Rick Noland reminds us that, in addition to the collective laundry list of mechanical difficulties noted in the previous posting, Rock Supan also is a member of the ZIPPER CLUB, having had 114 valves, 63 aortas, three beagles, two canoes and a Fallopian tube replaced in and around his heart several years ago. God only knows what other players on this squad are NOT admitting to. I know that J.T. is old enough to have served in the Spanish American War and probably suffers from relapses of malaria and crotch rot.

On a side note, Rick also comments that Rock has given most of the rest of us our own heart attacks based on his shot selections --- but I think that’s just Rick picking on a coronary victim.

Speaking of pleasantries such as heart attacks, some of you will remember the day Boris Williams had his while playing buckets at Washington Court. He was highly pissed off, not that he was being carted away in an ambulance, but because his team was just about to win at the time his ticker decided to shut down. We have long ago bestowed upon Boris (who recovered, by-the-by), the STILL HERE HE HAS A BAD HEART BUT BIG BALLS AWARD for having said to his doctor, while still in the Emergency Room: “I hope the hell this doesn’t mean I have to quit basketball!”

Mark Scotch, famous northern Wisconsin point guard also wrote in. Mark had been invited to do the Buffalo trip but deferred because he has a bunion. He claims it is from excessive skiing during the 1,000 days of Wisconsin winter, but those of us who know him well suspect it may just as well have resulted from many year’s worth of Saturday nights doing the Green Bay Macarena dance wearing stiletto high heels that are too tight for his hairy feet.
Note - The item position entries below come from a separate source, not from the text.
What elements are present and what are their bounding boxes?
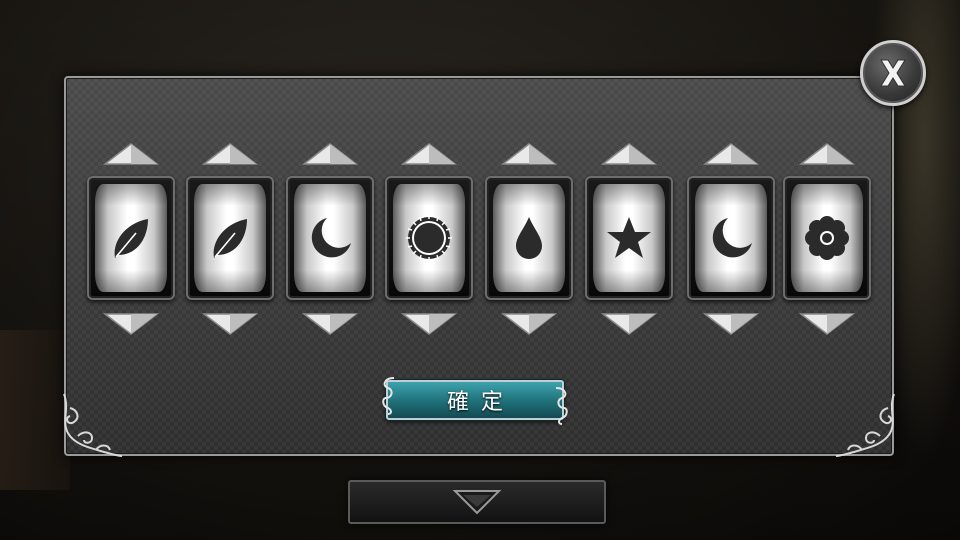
reel-6-up-arrow[interactable] bbox=[599, 142, 659, 168]
reel-5[interactable] bbox=[485, 176, 573, 300]
reel-1-up-arrow[interactable] bbox=[101, 142, 161, 168]
moon-icon bbox=[305, 213, 355, 263]
flower-icon bbox=[802, 213, 852, 263]
reel-2[interactable] bbox=[186, 176, 274, 300]
reel-2-up-arrow[interactable] bbox=[200, 142, 260, 168]
confirm-button[interactable]: 確定 bbox=[386, 380, 564, 420]
button-flourish-right bbox=[555, 387, 568, 425]
close-x-icon bbox=[880, 59, 906, 87]
reel-4-down-arrow[interactable] bbox=[399, 310, 459, 336]
corner-ornament-right bbox=[835, 393, 895, 457]
reel-1[interactable] bbox=[87, 176, 175, 300]
reel-8[interactable] bbox=[783, 176, 871, 300]
reel-3[interactable] bbox=[286, 176, 374, 300]
reel-7-up-arrow[interactable] bbox=[701, 142, 761, 168]
star-icon bbox=[604, 213, 654, 263]
reel-5-up-arrow[interactable] bbox=[499, 142, 559, 168]
chevron-down-icon bbox=[452, 490, 502, 515]
bottom-menu-toggle[interactable] bbox=[348, 480, 606, 524]
confirm-button-label: 確定 bbox=[446, 390, 515, 415]
moon-icon bbox=[706, 213, 756, 263]
reel-5-down-arrow[interactable] bbox=[499, 310, 559, 336]
drop-icon bbox=[504, 213, 554, 263]
close-button[interactable] bbox=[860, 40, 926, 106]
reel-8-down-arrow[interactable] bbox=[797, 310, 857, 336]
reel-7[interactable] bbox=[687, 176, 775, 300]
sun-icon bbox=[404, 213, 454, 263]
reel-2-down-arrow[interactable] bbox=[200, 310, 260, 336]
reel-4[interactable] bbox=[385, 176, 473, 300]
reel-3-down-arrow[interactable] bbox=[300, 310, 360, 336]
reel-6[interactable] bbox=[585, 176, 673, 300]
leaf-icon bbox=[106, 213, 156, 263]
button-flourish-left bbox=[382, 377, 395, 415]
reel-1-down-arrow[interactable] bbox=[101, 310, 161, 336]
corner-ornament-left bbox=[63, 393, 123, 457]
reel-8-up-arrow[interactable] bbox=[797, 142, 857, 168]
reel-7-down-arrow[interactable] bbox=[701, 310, 761, 336]
reel-3-up-arrow[interactable] bbox=[300, 142, 360, 168]
leaf-icon bbox=[205, 213, 255, 263]
reel-4-up-arrow[interactable] bbox=[399, 142, 459, 168]
reel-6-down-arrow[interactable] bbox=[599, 310, 659, 336]
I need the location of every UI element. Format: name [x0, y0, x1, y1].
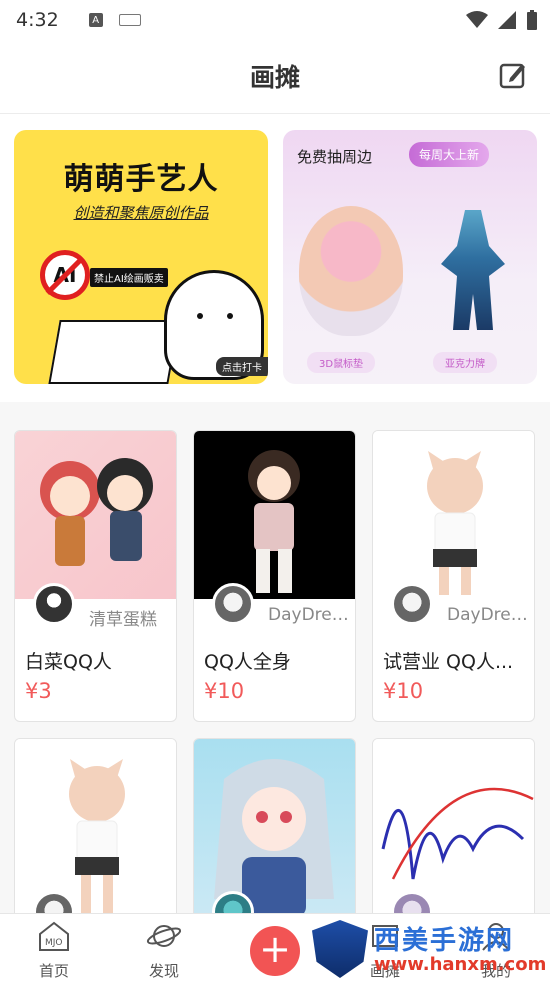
acrylic-figure-image	[441, 210, 505, 330]
nav-discover-label: 发现	[148, 962, 179, 980]
status-bar: 4:32 A	[0, 0, 550, 40]
author-name: DayDrea...	[447, 605, 531, 625]
product-price: ¥3	[25, 679, 52, 703]
product-card[interactable]	[193, 738, 356, 938]
status-time: 4:32	[16, 9, 59, 31]
banner-giveaway-title: 免费抽周边	[297, 148, 373, 166]
svg-text:MJO: MJO	[45, 938, 63, 948]
product-name: 白菜QQ人	[25, 651, 112, 673]
author-name: DayDrea...	[268, 605, 352, 625]
avatar[interactable]	[391, 583, 433, 625]
planet-icon	[146, 925, 182, 947]
create-button[interactable]: +	[250, 926, 300, 976]
no-ai-label: 禁止AI绘画贩卖	[90, 268, 168, 287]
banner-artisan[interactable]: 萌萌手艺人 创造和聚焦原创作品 AI 禁止AI绘画贩卖 点击打卡	[14, 130, 268, 384]
watermark-title: 西美手游网	[374, 926, 515, 956]
author-name: 清草蛋糕	[89, 610, 157, 630]
product-card[interactable]: DayDrea... QQ人全身 ¥10	[193, 430, 356, 722]
input-method-icon: A	[88, 13, 103, 27]
home-icon: MJO	[39, 921, 69, 951]
banner-artisan-title: 萌萌手艺人	[63, 162, 219, 197]
site-watermark: 西美手游网 www.hanxm.com	[310, 918, 550, 980]
gamepad-shield-logo	[312, 920, 368, 978]
nav-home-label: 首页	[38, 962, 69, 980]
product-card[interactable]: 清草蛋糕 白菜QQ人 ¥3	[14, 430, 177, 722]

He notes that he is using an orthotic to contain the bunion and we had a nostalgic dialogue remembering days before we even knew the word “orthotic” existed.

Closing out this warm ramble about basketball as it relates to disease, broken bodies and the inevitability of death’s cold clammy hand grabbing the jock strap of every mother’s son ---- a bunch of us were sitting around the locker room at Medina Rec, sweating and gasping after playing a few games during lunch hour. A teenage kid --- you know the kind --- sauntered in to get his Abercrombie & Filch clothes out of the locker. Looking around in something less than awe he observed: “Looks like a scene from the movie Cocoon.”

We would have chased and beaten him --- but who had the energy to do so?